The work is of much more than academic interest. The major cause of nitrogen contamination on the Island and elsewhere is seepage from septic systems, most of which successfully remove bacterial contaminants, but do little to reduce nitrogen.

Part of the solution is likely to involve expensively upgrades to septic systems or sewering. This is not only costly, but also poses other planning problems because it theoretically could allow much greater housing density.

In the case of Edgartown, for example, the town is addressing the nitrogen overload of the Great Pond with a plan to allow several hundred homes to tie into a new sewer line from Katama to the town wastewater treatment plant.

That decision was taken in advance of the MEP final report because the town saw it coming. For the same reason, he said, Edgartown and Oak Bluffs were arranging their own study of the problem in Sengekontacket Pond.

Statewide, the MEP reports are likely to be the impetus for more than a billion dollars in new wastewater infrastructure.

In July state Sen. Rob O’Leary called for a speedy resolution of the contractual impasse delaying the MEP’s work.

“The data we have so far,” he noted then, “is demonstrating that most communities in this region are in violation of federal law. They’re in violation of the Clean Water Act.

“So it’s only a matter of time until someone, some group, takes these towns to court, and says you’re violating the Clean Water Act and you have to clean it up.

“And unlike the rest of the state, it’s not a single system, a single big plant that’s in violation. Who’s in violation here? Hundreds of thousands of homeowners who have Title V [septic] systems that are impacting on the water quality, because they don’t deal with nitrification.

“It’s more expensive if it’s done later and it’s done under threat of a court suit. So it’s a complex issue, it’s a billion dollar issue,” he said.

Also complex was the dispute over the intellectual property which will inform those decisions about wastewater planning.

Essentially it came down an issue about who would control the flow of data compiled by the researchers on the six year-old project.

The dispute meant there was no contract between the state and the Dartmouth School for Marine Science and Technology since last July. After 11 months, the parties entered into mediation, which eventually produced last week’s agreement. The final contractual details are being settled now.

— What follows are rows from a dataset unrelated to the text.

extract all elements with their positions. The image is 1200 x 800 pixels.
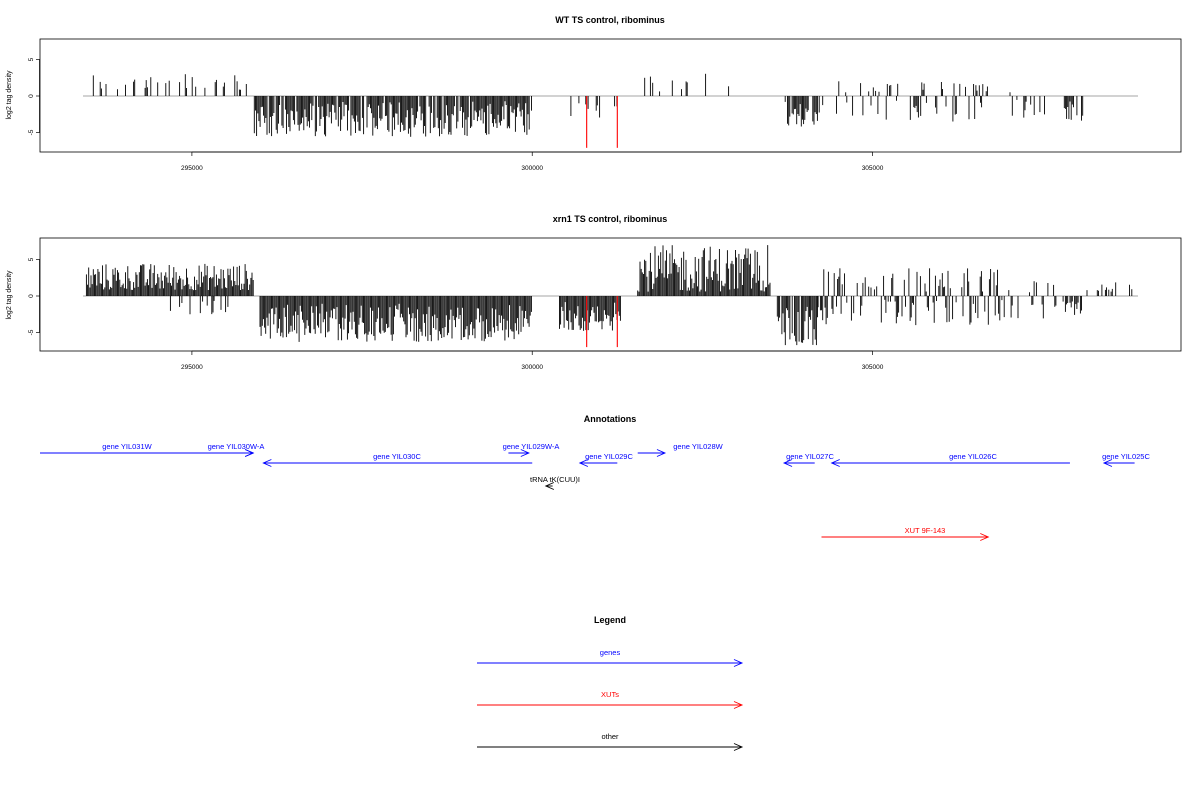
wt-y-axis-label: log2 tag density <box>6 70 13 120</box>
annotation-label: XUT 9F-143 <box>905 526 946 535</box>
legend-arrow <box>477 659 744 667</box>
legend-label: genes <box>600 648 621 657</box>
y-tick-label: 5 <box>28 57 35 61</box>
y-tick-label: 0 <box>28 294 35 298</box>
annotation-label: gene YIL028W <box>673 442 723 451</box>
y-tick-label: 0 <box>28 94 35 98</box>
legend-label: XUTs <box>601 690 619 699</box>
annotations-title: Annotations <box>584 414 637 424</box>
annotation-label: gene YIL030C <box>373 452 421 461</box>
annotation-label: gene YIL029W-A <box>503 442 560 451</box>
x-tick-label: 295000 <box>181 165 203 172</box>
annotation-arrow <box>1102 459 1135 467</box>
annotation-arrow <box>508 449 530 457</box>
xrn1-track-panel: xrn1 TS control, ribominus log2 tag dens… <box>6 214 1182 371</box>
xrn1-bars <box>85 245 1133 348</box>
annotation-arrow <box>578 459 618 467</box>
x-tick-label: 300000 <box>521 364 543 371</box>
annotation-arrow <box>821 533 990 541</box>
y-tick-label: -5 <box>28 129 35 135</box>
xrn1-panel-title: xrn1 TS control, ribominus <box>553 214 668 224</box>
x-tick-label: 305000 <box>862 364 884 371</box>
annotation-arrow <box>544 482 555 490</box>
annotation-arrow <box>225 449 255 457</box>
annotation-arrow <box>637 449 667 457</box>
legend-panel: Legend genes XUTs other <box>477 615 744 751</box>
legend-arrow <box>477 701 744 709</box>
wt-track-panel: WT TS control, ribominus log2 tag densit… <box>6 15 1182 172</box>
x-tick-label: 300000 <box>521 165 543 172</box>
wt-bars <box>92 73 1084 148</box>
legend-items: genes XUTs other <box>477 648 744 751</box>
annotation-label: gene YIL031W <box>102 442 152 451</box>
xrn1-y-axis-label: log2 tag density <box>6 270 13 320</box>
annotation-label: gene YIL030W-A <box>208 442 265 451</box>
legend-label: other <box>601 732 619 741</box>
legend-arrow <box>477 743 744 751</box>
x-tick-label: 295000 <box>181 364 203 371</box>
y-tick-label: 5 <box>28 257 35 261</box>
annotation-arrow <box>782 459 815 467</box>
annotation-label: gene YIL027C <box>786 452 834 461</box>
xrn1-plot-frame <box>39 237 1182 352</box>
annotation-label: gene YIL029C <box>585 452 633 461</box>
annotations-panel: Annotations gene YIL031W gene YIL030W-Age… <box>40 414 1150 541</box>
annotation-features: gene YIL031W gene YIL030W-A gene YIL030C ge… <box>40 442 1150 541</box>
annotation-label: gene YIL026C <box>949 452 997 461</box>
annotation-arrow <box>830 459 1070 467</box>
xrn1-axes: 5 0 -5 295000 300000 305000 <box>28 257 1138 371</box>
annotation-label: gene YIL025C <box>1102 452 1150 461</box>
annotation-label: tRNA tK(CUU)I <box>530 475 580 484</box>
y-tick-label: -5 <box>28 329 35 335</box>
x-tick-label: 305000 <box>862 165 884 172</box>
wt-axes: 5 0 -5 295000 300000 305000 <box>28 57 1138 172</box>
annotation-arrow <box>262 459 533 467</box>
wt-panel-title: WT TS control, ribominus <box>555 15 665 25</box>
legend-title: Legend <box>594 615 626 625</box>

“It came down to who owns what in a very complex project,” a spokesman for the university, John Hoey, said yesterday.

“A lot of information was flowing in from different sources; not just from us, but from various towns, commissions and environmental organizations. We didn’t think had authority to release all of it.

“For our part, we just wanted to make sure the independence of the science and the intellectual property of the university and its scientists was protected and rights preserved.

“From the commonwealth’s side, they wanted to ensure the commonwealth was getting everything they paid for.

“It was a matter of a scientific institution and a policy-making and enforcement agency finding common ground. I think we now have come to a very good understanding of everybody’s interests.”

The outcome, he said, was the establishment of a management team which could in the future resolve issues before they become disputes.

The agreement also creates a community advisory board establishing more formal lines of communication among the university, state agencies, city and town administrations and nongovernment organizations.

“The other critical thing is we now will take a take hard look at establishing a municipal services center, a data center at the university which collects, stores and makes available huge amounts of data relevant to Massachusetts,” Mr. Hoey said.